Possible Legislative Updates
Given that this is an election year, it is exceedingly unlikely that any changes will be made to the TCJA provisions relating to exclusions in 2024. However, depending on the outcome of the election and the composition of both Houses of Congress, there may be action on this before December 31, 2025. In this regard, Vice President Kamala Harris’s presidential campaign has announced its endorsement of the estate tax reforms that are proposed in the American Housing and Economic Mobility Act of 2024, S. 4824, which was introduced in the Senate on July 29 by Senator Elizabeth Warren, among others. This bill includes the following estate tax-related reforms:
- Raising the estate and gift tax rates to 55% on taxable transfers of up to $13 million, 60% on taxable transfers between $13 million and $93 million, and 65% on taxable transfers over $93 million, and raising the GST tax rate to 65%.
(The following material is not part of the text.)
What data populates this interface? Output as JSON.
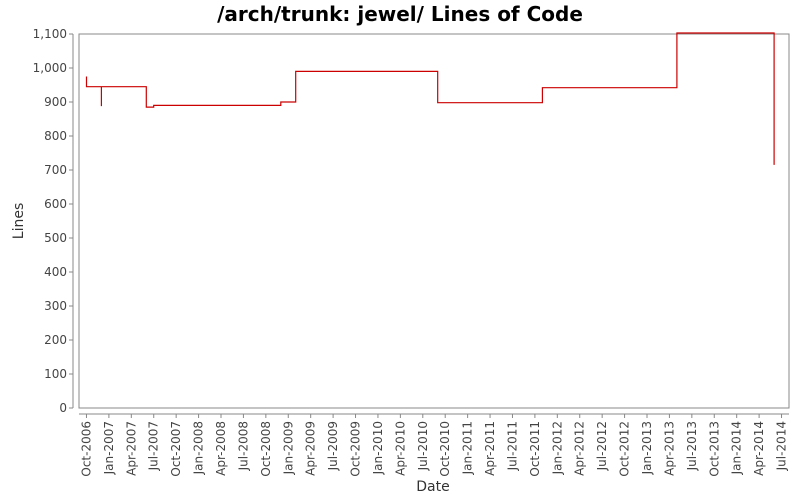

- Lowering the basic exclusion amount to $3.5 million.
- Imposing a 10% surtax on taxable estates over $1 billion.
- Requiring that GRATs have a term of not less than 10 years, annuity payments that do not decrease during the first 10 years of the term, and a remainder interest equal in value to at least 10% of the value of the assets transferred to the trust, determined as of the time of the transfer.
- Substantial restrictions would be imposed upon the use of grantor trusts in estate planning.
- Substantial limitations would be imposed on the gift tax annual exclusion.
- Substantial restrictions would be imposed on the availability of valuation discounts for nonbusiness assets.
One question to consider is whether the House of Representatives could use the Budget Reconciliation process to expedite changes to the TCJA, even if neither party controls both Houses. Budget Reconciliation permits certain legislation related to revenue and spending to pass with fewer administrative hurdles. In theory, since the estate tax exclusion has a direct impact on revenue, it could be considered within the purview of the Budget Reconciliation process. Indeed, there is very recent precedent for this, as the Budget Reconciliation process was invoked as the basis to enact the TCJA in the first place, and the reason for the sunset after December 31, 2025, was to allow the total budgetary adjustments to come within the available budgetary cap for budget scoring purposes.